His PhD complete, Merriam joined a small laser research and development company in Scotts Valley. There he continued to pursue the idea and went looking for funding to develop it. He approached Shen, who had been on his thesis committee and was familiar with the concept.
Shen agreed to write a letter of recommendation in support of the company’s application for a Small Business Innovation Research (SBIR) grant from the National Science Foundation. A six-month Phase 1 grant was approved, and Merriam began work on a fresh approach using a completely different laser technology to shift the properties of the laser beam to more desirable energies.
It was a flop.
“Ultimately the original Phase 1 effort just collapsed and failed,” Merriam said. “It was then I founded Lumeras in order to work full-time to develop this technology. My wife and I put up the seed capital for optics, materials and equipment, and we rented a small commercial space in Santa Cruz. With the help of Mike Jefferson, a retired physicist from IBM, we re-did the Phase 1 work from a new direction. And this time it worked.”
Based on that success, the company was awarded a two-year Phase 2 SBIR grant, bringing its total NSF funding to about $750,000 over three years. “The NSF award gave us the resources to develop and apply advanced laser techniques,” Merriam said. “Only then were we able to break into 21st century laser technology.”

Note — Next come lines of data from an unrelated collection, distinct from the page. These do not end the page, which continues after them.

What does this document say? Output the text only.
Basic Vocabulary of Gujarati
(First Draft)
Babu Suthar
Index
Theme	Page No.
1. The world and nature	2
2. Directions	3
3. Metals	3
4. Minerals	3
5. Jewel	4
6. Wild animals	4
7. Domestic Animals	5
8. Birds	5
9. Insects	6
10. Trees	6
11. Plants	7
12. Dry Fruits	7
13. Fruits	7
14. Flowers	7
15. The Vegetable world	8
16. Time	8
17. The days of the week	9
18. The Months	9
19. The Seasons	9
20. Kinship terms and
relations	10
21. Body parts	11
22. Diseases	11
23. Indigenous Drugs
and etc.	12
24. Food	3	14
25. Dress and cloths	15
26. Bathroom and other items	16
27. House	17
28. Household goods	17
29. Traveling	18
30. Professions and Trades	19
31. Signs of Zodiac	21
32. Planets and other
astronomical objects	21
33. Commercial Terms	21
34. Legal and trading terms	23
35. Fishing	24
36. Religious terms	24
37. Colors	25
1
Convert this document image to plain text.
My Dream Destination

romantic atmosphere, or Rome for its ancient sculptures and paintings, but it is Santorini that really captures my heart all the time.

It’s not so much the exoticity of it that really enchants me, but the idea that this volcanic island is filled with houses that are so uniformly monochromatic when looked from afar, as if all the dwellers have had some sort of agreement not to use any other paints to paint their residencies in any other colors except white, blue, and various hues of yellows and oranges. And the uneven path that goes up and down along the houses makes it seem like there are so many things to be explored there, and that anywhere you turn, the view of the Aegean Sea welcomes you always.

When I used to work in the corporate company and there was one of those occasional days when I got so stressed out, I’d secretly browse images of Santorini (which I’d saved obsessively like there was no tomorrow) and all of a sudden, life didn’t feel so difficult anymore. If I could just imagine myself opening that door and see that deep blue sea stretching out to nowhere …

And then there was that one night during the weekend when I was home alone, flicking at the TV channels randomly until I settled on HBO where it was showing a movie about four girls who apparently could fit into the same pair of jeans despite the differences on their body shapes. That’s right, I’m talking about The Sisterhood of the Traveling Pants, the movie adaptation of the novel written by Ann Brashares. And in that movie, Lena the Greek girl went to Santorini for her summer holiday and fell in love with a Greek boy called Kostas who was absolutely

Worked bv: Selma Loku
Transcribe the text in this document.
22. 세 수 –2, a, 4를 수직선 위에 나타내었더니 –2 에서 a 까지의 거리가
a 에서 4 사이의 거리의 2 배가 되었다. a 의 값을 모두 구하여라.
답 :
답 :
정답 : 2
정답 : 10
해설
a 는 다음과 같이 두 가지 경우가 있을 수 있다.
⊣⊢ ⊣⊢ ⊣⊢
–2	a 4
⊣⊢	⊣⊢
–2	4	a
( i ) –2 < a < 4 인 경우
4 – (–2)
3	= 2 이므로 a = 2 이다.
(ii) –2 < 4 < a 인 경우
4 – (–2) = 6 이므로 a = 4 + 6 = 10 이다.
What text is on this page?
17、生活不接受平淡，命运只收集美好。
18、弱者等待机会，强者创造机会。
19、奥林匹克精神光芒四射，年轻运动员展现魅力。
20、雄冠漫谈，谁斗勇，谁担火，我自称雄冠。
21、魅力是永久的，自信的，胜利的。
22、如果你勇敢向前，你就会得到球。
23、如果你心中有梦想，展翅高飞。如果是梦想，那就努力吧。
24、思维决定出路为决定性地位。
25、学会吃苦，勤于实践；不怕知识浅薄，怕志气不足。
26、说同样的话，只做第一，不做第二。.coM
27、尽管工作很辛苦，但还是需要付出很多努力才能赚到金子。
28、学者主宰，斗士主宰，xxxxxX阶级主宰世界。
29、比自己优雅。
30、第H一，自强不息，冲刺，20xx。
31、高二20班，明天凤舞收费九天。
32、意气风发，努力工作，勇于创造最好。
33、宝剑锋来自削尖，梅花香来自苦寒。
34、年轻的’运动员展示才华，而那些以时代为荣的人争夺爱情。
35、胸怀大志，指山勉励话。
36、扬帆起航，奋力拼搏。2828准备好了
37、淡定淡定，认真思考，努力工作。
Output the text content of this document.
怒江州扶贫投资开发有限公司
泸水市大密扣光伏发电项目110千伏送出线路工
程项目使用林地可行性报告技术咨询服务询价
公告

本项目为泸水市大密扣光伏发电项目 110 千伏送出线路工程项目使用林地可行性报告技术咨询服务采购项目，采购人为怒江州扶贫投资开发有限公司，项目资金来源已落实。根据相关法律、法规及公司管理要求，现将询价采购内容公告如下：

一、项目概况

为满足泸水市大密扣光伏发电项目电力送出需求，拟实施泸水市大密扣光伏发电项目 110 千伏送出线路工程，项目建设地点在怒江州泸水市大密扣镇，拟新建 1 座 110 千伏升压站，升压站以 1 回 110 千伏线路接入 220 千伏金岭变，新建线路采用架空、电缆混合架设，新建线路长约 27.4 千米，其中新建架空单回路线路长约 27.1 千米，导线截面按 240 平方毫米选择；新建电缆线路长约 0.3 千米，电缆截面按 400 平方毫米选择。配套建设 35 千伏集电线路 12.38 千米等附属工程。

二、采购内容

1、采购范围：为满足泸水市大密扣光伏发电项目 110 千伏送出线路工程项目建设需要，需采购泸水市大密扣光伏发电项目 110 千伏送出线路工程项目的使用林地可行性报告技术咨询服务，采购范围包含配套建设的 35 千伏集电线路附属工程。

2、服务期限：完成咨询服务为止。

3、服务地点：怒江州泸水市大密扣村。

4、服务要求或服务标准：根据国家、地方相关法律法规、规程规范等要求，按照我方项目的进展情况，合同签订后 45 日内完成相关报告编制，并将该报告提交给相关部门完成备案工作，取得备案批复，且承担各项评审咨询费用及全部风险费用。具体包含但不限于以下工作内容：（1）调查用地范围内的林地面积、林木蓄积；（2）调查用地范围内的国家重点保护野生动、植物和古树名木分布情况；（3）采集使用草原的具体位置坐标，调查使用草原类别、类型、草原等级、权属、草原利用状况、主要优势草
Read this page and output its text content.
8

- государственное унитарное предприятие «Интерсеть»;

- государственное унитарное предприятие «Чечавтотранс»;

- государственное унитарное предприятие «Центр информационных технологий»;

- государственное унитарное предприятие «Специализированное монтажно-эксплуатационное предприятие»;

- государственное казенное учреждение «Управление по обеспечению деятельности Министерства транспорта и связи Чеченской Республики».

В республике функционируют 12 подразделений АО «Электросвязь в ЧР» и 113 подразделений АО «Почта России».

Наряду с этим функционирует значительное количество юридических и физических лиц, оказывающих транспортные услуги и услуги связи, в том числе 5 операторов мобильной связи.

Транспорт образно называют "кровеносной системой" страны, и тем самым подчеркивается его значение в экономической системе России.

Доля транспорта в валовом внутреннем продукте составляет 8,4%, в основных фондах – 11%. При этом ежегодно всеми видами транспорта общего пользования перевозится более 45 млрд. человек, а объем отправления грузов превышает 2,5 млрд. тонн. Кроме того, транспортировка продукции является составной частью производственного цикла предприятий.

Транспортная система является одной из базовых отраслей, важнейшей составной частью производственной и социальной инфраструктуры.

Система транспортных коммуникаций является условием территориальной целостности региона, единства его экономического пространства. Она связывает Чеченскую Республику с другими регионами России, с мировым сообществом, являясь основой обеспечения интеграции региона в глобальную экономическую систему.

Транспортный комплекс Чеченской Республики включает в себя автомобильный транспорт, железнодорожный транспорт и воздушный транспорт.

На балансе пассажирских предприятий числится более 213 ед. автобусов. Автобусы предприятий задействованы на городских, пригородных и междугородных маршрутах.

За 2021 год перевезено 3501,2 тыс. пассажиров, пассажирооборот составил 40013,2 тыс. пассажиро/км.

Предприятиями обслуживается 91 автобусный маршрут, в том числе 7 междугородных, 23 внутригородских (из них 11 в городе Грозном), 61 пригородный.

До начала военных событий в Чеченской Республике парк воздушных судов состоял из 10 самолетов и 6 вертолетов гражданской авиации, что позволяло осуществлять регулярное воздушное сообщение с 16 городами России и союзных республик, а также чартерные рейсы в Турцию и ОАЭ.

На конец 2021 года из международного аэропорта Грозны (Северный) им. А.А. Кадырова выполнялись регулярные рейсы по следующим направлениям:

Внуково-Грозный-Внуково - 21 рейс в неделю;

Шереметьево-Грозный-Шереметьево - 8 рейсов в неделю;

Exploring the Full Range of Electron Behavior
As the technology developed, Shen agreed to buy the company’s first laser system for his lab on the main Stanford campus. That first purchase agreement was critical, enabling Merriam to tweak the laser into its final operating configuration. Meanwhile, his staff worked closely with SIMES researchers to integrate the laser system into the ARPES setup, where it’s already been used to study a range of materials, including superconductors and semiconductors. And in April Lumeras delivered a second laser system to a SIMES laboratory at SLAC.
Shen says the system’s combination of high resolution, high pulse rate and high brightness allows researchers to explore the entire range of electron behaviors that give materials their properties. For example, it offers a totally new way to probe electron spins, which give rise to magnetism, and has potential for increasing the sensitivity of mass spectrometry, which is used for chemical analysis and environmental monitoring.
When further developed, he added, this laser also has the potential to explore and optimize conditions for in-depth experiments at LCLS II – a major upgrade of SLAC’s Linac Coherent Light Source X-ray free-electron laser that is now underway. The upgrade will add a second X-ray laser beam that’s 10,000 times brighter, on average, than the current one and fires 8,000 times faster, up to a million pulses per second, for experiments that sharpen our view of how nature works on the atomic level and on ultrafast timescales. Preliminary work with instruments like the new tabletop laser could help scientists make the most of their limited time at LCLS-II so they can take full advantage of what it has to offer; like today’s LCLS, it will be a DOE Office of Science User Facility.
In addition to funding from NSF and Lumeras, the ARPES studies and commissioning of the new laser system were supported by Stanford and the DOE Office of Science.